En 1988, le petit village autrichien de Güssing, n’avait aucune industrie ou commerce de taille. Il est maintenant en pleine croissance grâce à une transition importante orientée vers l’exploitation de ses ressources renouvelables locales. Un taux de chômage élevé a fait place à la création de 1000 emplois. Le coût annuel de 6 millions d’euros pour les importations d’énergie fossile s’est transformé en 14 millions d’euros de revenus issus de la production locale d’énergie renouvelable.

En donnant l’exemple, la municipalité a réduit ses dépenses d’énergie de presque 50 % à travers des mesures d’efficacité énergétique ; et les citoyens et entreprises ont suivi. Suivant également l’exemple de la collectivité de Güssing, plus de 15 régions en Autriche tendent vers l'indépendance énergétique pour les besoins en électricité, en chauffage et/ou en transports.

Comment l’UE peut-elle aider à renforcer les communautés énergétiques ?

Le potentiel des communautés locales a déjà été reconnu par les décideurs au niveau européen dans le Paquet Énergie Propre à travers la définition des concepts de communautés d’énergie renouvelable et citoyenne.

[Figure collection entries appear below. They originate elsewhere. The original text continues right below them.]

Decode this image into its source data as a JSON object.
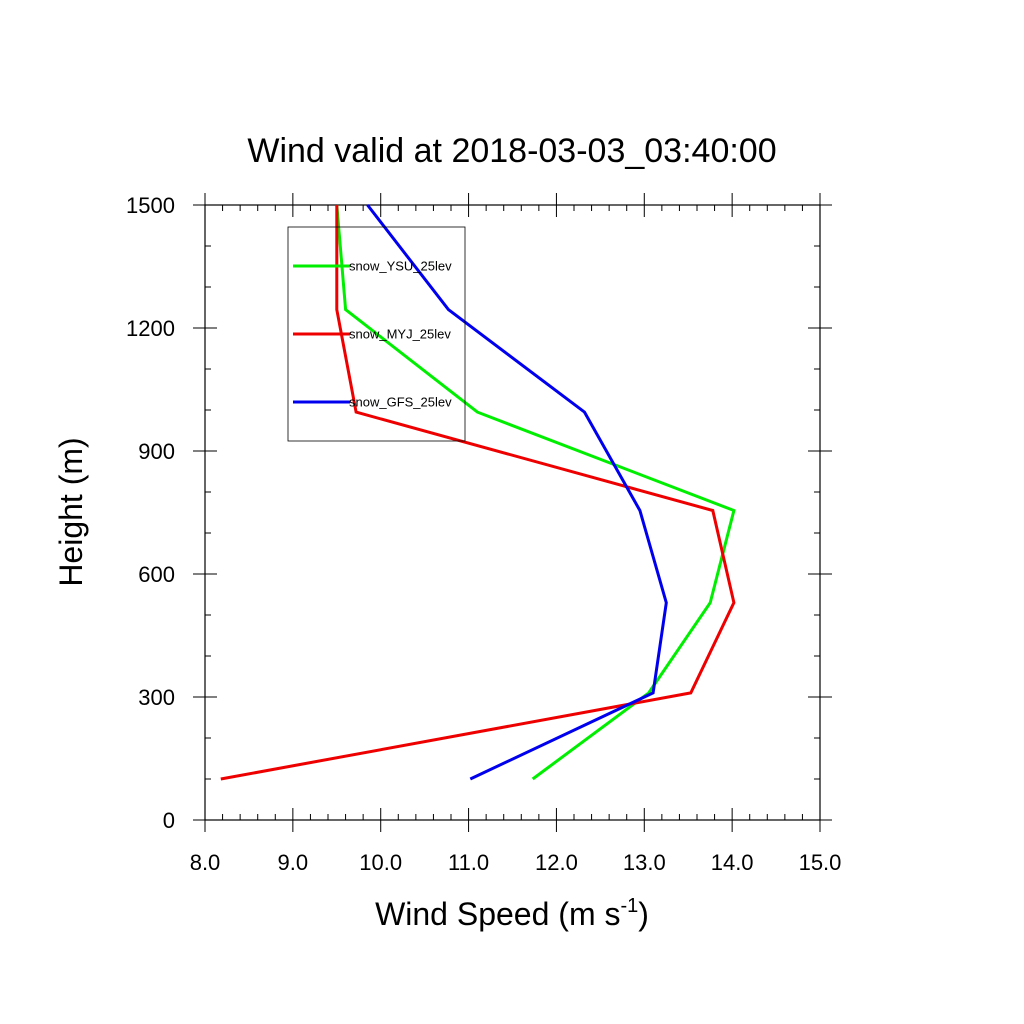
{
  "chart_data": {
    "type": "line",
    "title": "Wind valid at 2018-03-03_03:40:00",
    "xlabel": "Wind Speed (m s",
    "xlabel_superscript": "-1",
    "xlabel_suffix": ")",
    "ylabel": "Height (m)",
    "xlim": [
      8.0,
      15.0
    ],
    "ylim": [
      0,
      1500
    ],
    "xticks": [
      "8.0",
      "9.0",
      "10.0",
      "11.0",
      "12.0",
      "13.0",
      "14.0",
      "15.0"
    ],
    "xtick_values": [
      8,
      9,
      10,
      11,
      12,
      13,
      14,
      15
    ],
    "yticks": [
      "0",
      "300",
      "600",
      "900",
      "1200",
      "1500"
    ],
    "ytick_values": [
      0,
      300,
      600,
      900,
      1200,
      1500
    ],
    "grid": false,
    "legend_position": "top-left",
    "series": [
      {
        "name": "snow_YSU_25lev",
        "color": "#00ee00",
        "points": [
          [
            11.73,
            100
          ],
          [
            13.05,
            310
          ],
          [
            13.75,
            530
          ],
          [
            14.02,
            755
          ],
          [
            11.1,
            995
          ],
          [
            9.6,
            1245
          ],
          [
            9.5,
            1500
          ]
        ]
      },
      {
        "name": "snow_MYJ_25lev",
        "color": "#ee0000",
        "points": [
          [
            8.18,
            100
          ],
          [
            13.53,
            310
          ],
          [
            14.02,
            530
          ],
          [
            13.78,
            755
          ],
          [
            9.72,
            995
          ],
          [
            9.5,
            1245
          ],
          [
            9.5,
            1500
          ]
        ]
      },
      {
        "name": "snow_GFS_25lev",
        "color": "#0000ee",
        "points": [
          [
            11.02,
            100
          ],
          [
            13.1,
            310
          ],
          [
            13.25,
            530
          ],
          [
            12.95,
            755
          ],
          [
            12.32,
            995
          ],
          [
            10.77,
            1245
          ],
          [
            9.85,
            1500
          ]
        ]
      }
    ]
  }
}
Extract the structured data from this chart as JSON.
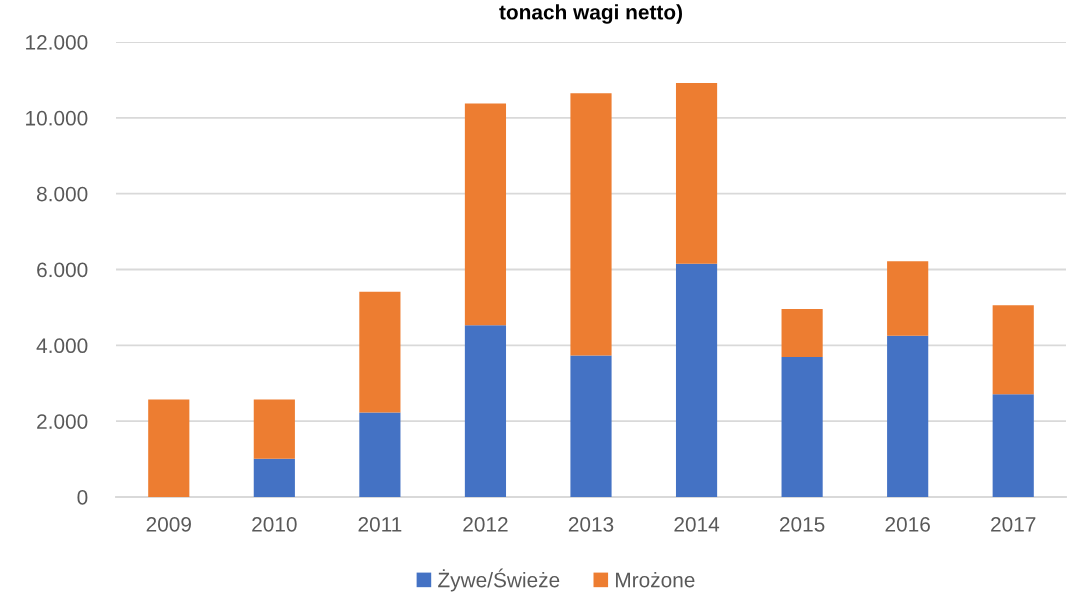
{
  "chart_data": {
    "type": "bar",
    "title": "tonach wagi netto)",
    "categories": [
      "2009",
      "2010",
      "2011",
      "2012",
      "2013",
      "2014",
      "2015",
      "2016",
      "2017"
    ],
    "series": [
      {
        "name": "Żywe/Świeże",
        "color": "#4472c4",
        "values": [
          0,
          1010,
          2230,
          4530,
          3730,
          6150,
          3690,
          4250,
          2710
        ]
      },
      {
        "name": "Mrożone",
        "color": "#ed7d31",
        "values": [
          2570,
          1560,
          3180,
          5850,
          6920,
          4770,
          1270,
          1970,
          2350
        ]
      }
    ],
    "stacked": true,
    "ylim": [
      0,
      12000
    ],
    "yticks": [
      0,
      {
        "value": 2000,
        "label": "2.000"
      },
      {
        "value": 4000,
        "label": "4.000"
      },
      {
        "value": 6000,
        "label": "6.000"
      },
      {
        "value": 8000,
        "label": "8.000"
      },
      {
        "value": 10000,
        "label": "10.000"
      },
      {
        "value": 12000,
        "label": "12.000"
      }
    ],
    "grid": "y",
    "legend": "bottom"
  }
}
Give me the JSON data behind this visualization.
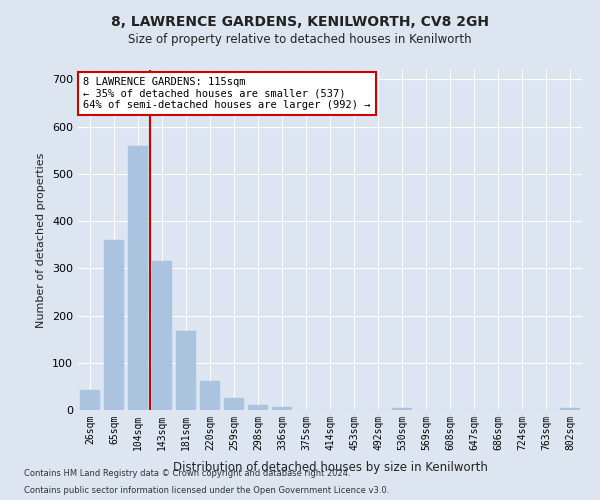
{
  "title": "8, LAWRENCE GARDENS, KENILWORTH, CV8 2GH",
  "subtitle": "Size of property relative to detached houses in Kenilworth",
  "xlabel": "Distribution of detached houses by size in Kenilworth",
  "ylabel": "Number of detached properties",
  "bar_labels": [
    "26sqm",
    "65sqm",
    "104sqm",
    "143sqm",
    "181sqm",
    "220sqm",
    "259sqm",
    "298sqm",
    "336sqm",
    "375sqm",
    "414sqm",
    "453sqm",
    "492sqm",
    "530sqm",
    "569sqm",
    "608sqm",
    "647sqm",
    "686sqm",
    "724sqm",
    "763sqm",
    "802sqm"
  ],
  "bar_values": [
    43,
    360,
    560,
    315,
    168,
    62,
    25,
    10,
    6,
    0,
    0,
    0,
    0,
    5,
    0,
    0,
    0,
    0,
    0,
    0,
    5
  ],
  "bar_color": "#aac4e0",
  "bar_edge_color": "#aac4e0",
  "background_color": "#dde5f0",
  "grid_color": "#ffffff",
  "vline_x": 2.5,
  "vline_color": "#cc0000",
  "annotation_text": "8 LAWRENCE GARDENS: 115sqm\n← 35% of detached houses are smaller (537)\n64% of semi-detached houses are larger (992) →",
  "annotation_box_color": "#ffffff",
  "annotation_box_edge": "#cc0000",
  "ylim": [
    0,
    720
  ],
  "yticks": [
    0,
    100,
    200,
    300,
    400,
    500,
    600,
    700
  ],
  "footnote1": "Contains HM Land Registry data © Crown copyright and database right 2024.",
  "footnote2": "Contains public sector information licensed under the Open Government Licence v3.0."
}
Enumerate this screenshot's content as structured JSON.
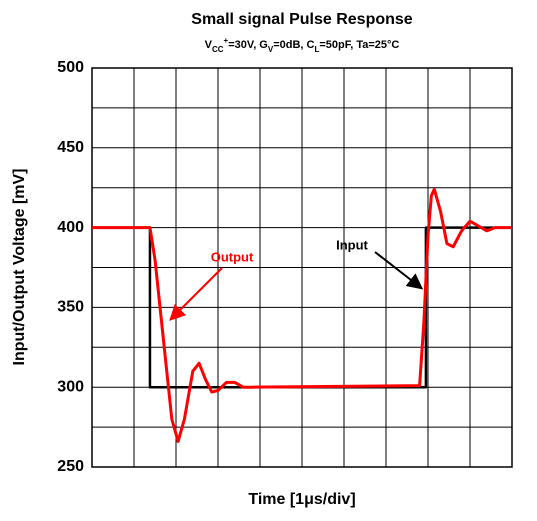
{
  "chart_data": {
    "type": "line",
    "title": "Small signal Pulse Response",
    "subtitle": [
      {
        "text": "V"
      },
      {
        "text": "CC",
        "shift": "sub"
      },
      {
        "text": "+",
        "shift": "sup"
      },
      {
        "text": "=30V, G"
      },
      {
        "text": "V",
        "shift": "sub"
      },
      {
        "text": "=0dB, C"
      },
      {
        "text": "L",
        "shift": "sub"
      },
      {
        "text": "=50pF, Ta=25°C"
      }
    ],
    "xlabel": "Time [1μs/div]",
    "ylabel": "Input/Output Voltage [mV]",
    "xlim": [
      0,
      10
    ],
    "xticks": [
      0,
      1,
      2,
      3,
      4,
      5,
      6,
      7,
      8,
      9,
      10
    ],
    "ylim": [
      250,
      500
    ],
    "yticks": [
      250,
      300,
      350,
      400,
      450,
      500
    ],
    "minor_yticks": [
      275,
      325,
      375,
      425,
      475
    ],
    "grid": true,
    "series": [
      {
        "name": "Input",
        "color": "#000000",
        "x": [
          0,
          1.38,
          1.38,
          7.95,
          7.95,
          10
        ],
        "values": [
          400,
          400,
          300,
          300,
          400,
          400
        ]
      },
      {
        "name": "Output",
        "color": "#ff0000",
        "x": [
          0,
          1.38,
          1.5,
          1.7,
          1.9,
          2.05,
          2.2,
          2.4,
          2.55,
          2.7,
          2.85,
          3.0,
          3.2,
          3.4,
          3.6,
          3.8,
          7.8,
          7.9,
          8.0,
          8.08,
          8.15,
          8.3,
          8.45,
          8.6,
          8.8,
          9.0,
          9.2,
          9.4,
          9.6,
          10
        ],
        "values": [
          400,
          400,
          380,
          330,
          280,
          266,
          280,
          310,
          315,
          305,
          297,
          298,
          303,
          303,
          300,
          300,
          301,
          340,
          395,
          420,
          424,
          410,
          390,
          388,
          398,
          404,
          401,
          398,
          400,
          400
        ]
      }
    ],
    "annotations": [
      {
        "text": "Output",
        "color": "#ff0000"
      },
      {
        "text": "Input",
        "color": "#000000"
      }
    ]
  }
}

Pendant que l’UE oeuvre à développer des mesures législatives complémentaires pour aller plus loin dans les années à venir, elle doit s’assurer que les communautés locales sont réellement habilitées à agir. Ceci peut être fait par exemple en leur facilitant l’accès à des financement plus conséquents tel que l’outil du fonds européen pour les investissements stratégiques (EFSI) et d’autres outils de la Banque européenne d’investissement (tel que le fonds ELENA ou des mécanismes de garanties disponibles).

Des citoyens partout en Europe sont prêts à contribuer et à porter les transformations sociétales nécessaires au sein de nos communautés. Nous encourageons vivement nos élus à prendre les décisions intelligentes et courageuses qui permettront à l’humanité d’avancer vers un mode de vie réellement durable, sain et résilient.

Si nous devons construire une société réellement durable à long terme et au service des génération futures, nous devons mettre en oeuvre ces changements dès aujourd’hui. Conservons ce mode de fonctionnement coopératif. Il n’y a pas d’autre moyen d’y parvenir.